A living room should do several things at once: be comfortable enough to unwind in, attractive enough to entertain guests, and personal enough to feel genuinely yours. Achieving all three requires making smart decisions across several categories of furnishings, and knowing which purchases will have the biggest impact on your space.
This guide covers every major decision you'll face when furnishing or refurnishing a living room, with recommendations on what to prioritize and what to look for.
Start with a Floor Plan
Before buying anything, measure your room and sketch a rough floor plan. Note the location of doors, windows, outlets, and any architectural features. Knowing your exact dimensions prevents the single most common and costly mistake in living room decorating: buying a sofa that's too large for the space.
As a general rule, your sofa should occupy no more than two-thirds of the wall it sits against, and you should have at least 18 inches of clearance between the sofa and the coffee table.
The Sofa: Your Biggest Investment
The sofa sets the tone for the entire room and typically represents your largest single purchase. Because you'll live with it daily, prioritize quality and comfort over price. Key things to evaluate:
- Frame construction: Solid hardwood (kiln-dried oak, maple, or ash) is the most durable. Avoid frames built entirely from particleboard or staple-joined corners.
- Cushion fill: High-density foam (1.8 lb density or higher) holds its shape. Down-wrapped foam offers both support and softness. Pure down looks beautiful but requires regular fluffing.
- Fabric: Performance fabrics (like Crypton or solution-dyed acrylics) resist staining and fading. Velvet and linen look luxurious but mark more easily.
- Size: A 3-seat sofa (84–90 inches) works in most living rooms. For larger rooms, consider a sectional. For small spaces, a 2-seat loveseat or a modular sofa gives you flexibility.
Accent Chairs: Function and Personality
One or two accent chairs can transform a living room from a mono-purpose TV room into a proper sitting room. Chairs also give you the opportunity to introduce a contrasting color, pattern, or texture that breaks up what might otherwise be a monotonous palette.
Position accent chairs so they face or angle toward the sofa rather than the TV. This creates a conversation-friendly arrangement. Look for chairs with sturdy legs, a seat depth of at least 20 inches, and a back height that works with the room's proportions.
Coffee Tables and Side Tables
Coffee tables should be roughly two-thirds the length of your sofa and sit within comfortable reach, around 16–18 inches from the sofa edge. The height should be close to the height of your sofa's seat cushion.
Material choices carry aesthetic weight:
- Wood: warm, traditional, durable
- Glass: visually light, good for small rooms, shows fingerprints
- Marble/stone: luxurious, heavy, cold in feel, requires coasters
- Metal: industrial and modern, very durable
- Rattan/cane: relaxed, natural, lightweight
Side tables should be roughly the same height as your sofa armrests. They serve a practical purpose (lamp, drink, remote) but can also be a design moment in miniature.

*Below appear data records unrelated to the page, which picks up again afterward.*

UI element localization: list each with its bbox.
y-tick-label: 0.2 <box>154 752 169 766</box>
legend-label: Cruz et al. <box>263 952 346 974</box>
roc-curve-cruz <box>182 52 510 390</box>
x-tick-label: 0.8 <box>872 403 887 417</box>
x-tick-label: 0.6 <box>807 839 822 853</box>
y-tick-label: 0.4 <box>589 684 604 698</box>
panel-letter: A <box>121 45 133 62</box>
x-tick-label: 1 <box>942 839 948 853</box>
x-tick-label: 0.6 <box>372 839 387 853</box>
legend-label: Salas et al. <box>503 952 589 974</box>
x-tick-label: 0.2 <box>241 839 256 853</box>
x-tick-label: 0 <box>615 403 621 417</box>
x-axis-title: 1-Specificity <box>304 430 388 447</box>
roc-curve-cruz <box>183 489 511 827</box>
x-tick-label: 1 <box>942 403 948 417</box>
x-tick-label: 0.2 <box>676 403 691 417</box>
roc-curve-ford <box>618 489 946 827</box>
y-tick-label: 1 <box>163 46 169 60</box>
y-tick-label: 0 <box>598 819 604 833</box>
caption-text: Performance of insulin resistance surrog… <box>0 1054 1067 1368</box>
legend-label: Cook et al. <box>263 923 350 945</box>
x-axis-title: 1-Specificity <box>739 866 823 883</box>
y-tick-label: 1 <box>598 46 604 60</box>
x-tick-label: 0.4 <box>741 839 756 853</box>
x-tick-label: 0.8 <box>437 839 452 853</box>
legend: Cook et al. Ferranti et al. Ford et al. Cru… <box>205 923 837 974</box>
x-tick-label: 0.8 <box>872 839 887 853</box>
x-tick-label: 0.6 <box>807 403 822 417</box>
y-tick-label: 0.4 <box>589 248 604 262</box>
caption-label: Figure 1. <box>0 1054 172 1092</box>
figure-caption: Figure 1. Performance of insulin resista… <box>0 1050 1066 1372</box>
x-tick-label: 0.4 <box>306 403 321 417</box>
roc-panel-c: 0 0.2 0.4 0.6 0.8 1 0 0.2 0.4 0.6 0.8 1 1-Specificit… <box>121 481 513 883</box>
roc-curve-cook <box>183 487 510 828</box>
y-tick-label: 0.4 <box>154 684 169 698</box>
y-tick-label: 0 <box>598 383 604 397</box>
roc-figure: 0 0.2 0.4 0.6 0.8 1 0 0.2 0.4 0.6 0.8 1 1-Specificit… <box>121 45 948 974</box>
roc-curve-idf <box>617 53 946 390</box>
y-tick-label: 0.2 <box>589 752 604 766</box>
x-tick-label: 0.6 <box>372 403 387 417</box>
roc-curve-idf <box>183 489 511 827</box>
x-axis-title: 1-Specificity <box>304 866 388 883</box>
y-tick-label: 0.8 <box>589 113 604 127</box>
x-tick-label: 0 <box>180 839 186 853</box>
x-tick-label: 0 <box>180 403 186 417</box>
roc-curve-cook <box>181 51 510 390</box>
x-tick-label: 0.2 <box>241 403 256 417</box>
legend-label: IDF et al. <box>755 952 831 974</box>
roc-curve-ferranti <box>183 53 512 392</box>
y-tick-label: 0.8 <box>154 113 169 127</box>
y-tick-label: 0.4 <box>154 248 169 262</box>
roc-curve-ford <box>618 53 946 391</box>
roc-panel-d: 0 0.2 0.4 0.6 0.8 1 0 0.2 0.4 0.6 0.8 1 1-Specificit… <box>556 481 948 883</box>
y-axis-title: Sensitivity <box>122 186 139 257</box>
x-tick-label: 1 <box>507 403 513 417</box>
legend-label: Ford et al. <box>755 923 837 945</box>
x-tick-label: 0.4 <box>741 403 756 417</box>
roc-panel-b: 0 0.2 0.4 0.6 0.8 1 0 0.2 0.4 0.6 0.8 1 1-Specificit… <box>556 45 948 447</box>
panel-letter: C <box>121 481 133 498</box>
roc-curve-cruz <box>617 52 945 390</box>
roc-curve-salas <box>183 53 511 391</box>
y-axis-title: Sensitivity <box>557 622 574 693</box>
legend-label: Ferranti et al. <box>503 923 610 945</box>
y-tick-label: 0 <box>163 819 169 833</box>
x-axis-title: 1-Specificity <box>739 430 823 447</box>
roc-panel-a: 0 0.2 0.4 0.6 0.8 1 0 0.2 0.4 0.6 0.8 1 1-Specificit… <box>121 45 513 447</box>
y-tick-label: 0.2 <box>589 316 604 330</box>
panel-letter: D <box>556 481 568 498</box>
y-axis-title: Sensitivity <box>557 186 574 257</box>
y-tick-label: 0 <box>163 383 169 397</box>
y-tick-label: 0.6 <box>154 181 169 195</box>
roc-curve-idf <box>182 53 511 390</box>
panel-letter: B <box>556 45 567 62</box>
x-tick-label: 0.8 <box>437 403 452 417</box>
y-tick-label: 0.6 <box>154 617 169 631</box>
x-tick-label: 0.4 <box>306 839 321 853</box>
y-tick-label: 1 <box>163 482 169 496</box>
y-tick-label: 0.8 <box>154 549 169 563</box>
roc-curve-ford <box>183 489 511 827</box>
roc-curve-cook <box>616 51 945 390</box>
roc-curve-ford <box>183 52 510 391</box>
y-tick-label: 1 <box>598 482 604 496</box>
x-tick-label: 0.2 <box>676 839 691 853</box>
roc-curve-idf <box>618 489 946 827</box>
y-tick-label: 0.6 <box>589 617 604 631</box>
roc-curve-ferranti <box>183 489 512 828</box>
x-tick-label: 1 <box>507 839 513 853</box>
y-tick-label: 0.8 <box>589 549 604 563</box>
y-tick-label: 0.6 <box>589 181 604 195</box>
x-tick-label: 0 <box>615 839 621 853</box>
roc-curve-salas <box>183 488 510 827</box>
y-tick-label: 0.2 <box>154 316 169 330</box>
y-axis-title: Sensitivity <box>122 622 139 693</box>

Lighting: The Most Overlooked Category
Most living rooms are dramatically under-lit. A single overhead fixture is insufficient for both function and ambience. A well-lit living room requires:
- Ambient light: a ceiling fixture, recessed lighting, or a large pendant for overall illumination
- Task light: a table lamp or floor lamp positioned for reading
- Accent light: a smaller decorative lamp, LED strips, or candles to create warmth and depth
Use warm-white bulbs (2700–3000K) in living spaces. Cooler bulbs (4000K and above) are better suited to kitchens and bathrooms.
Rugs: Anchoring the Space
An area rug defines the seating arrangement and gives the room a sense of cohesion. The most common mistake is choosing a rug that's too small. As a basic rule: all the legs of your main furniture should either all be ON the rug, or all be OFF the rug. A rug with only the front legs of a sofa sitting on it looks awkward and makes the room feel disconnected.
For most living rooms, start with an 8×10 foot rug. In larger rooms, a 9×12 may be necessary.
Accessories and Finishing Touches
Accessories are where your personality truly enters the room. Think in terms of layers and groupings:
- Throw pillows and blankets: the quickest way to change the color palette of a room seasonally
- Art and mirrors: hang art at eye level (57–60 inches to the center of the piece)
- Plants: real or high-quality faux, plants bring life and organic texture to any room
- Books and objects: group decorative objects in odd numbers (3 or 5), varying height
- Candles and diffusers: scent is an underutilized dimension of home atmosphere
Shopping Priority Order
If budget is a constraint, invest in roughly this order:
- Sofa (use it every day, should last 10+ years)
- Rug (anchors the room, difficult to change once furniture is in place)
- Floor or table lamp (immediate atmosphere upgrade)
- Coffee table
- Accent chair
- Side tables and accessories last
Buy the best quality you can afford on the first three items. On accessories, budget less, these are the elements you'll likely refresh over the years anyway.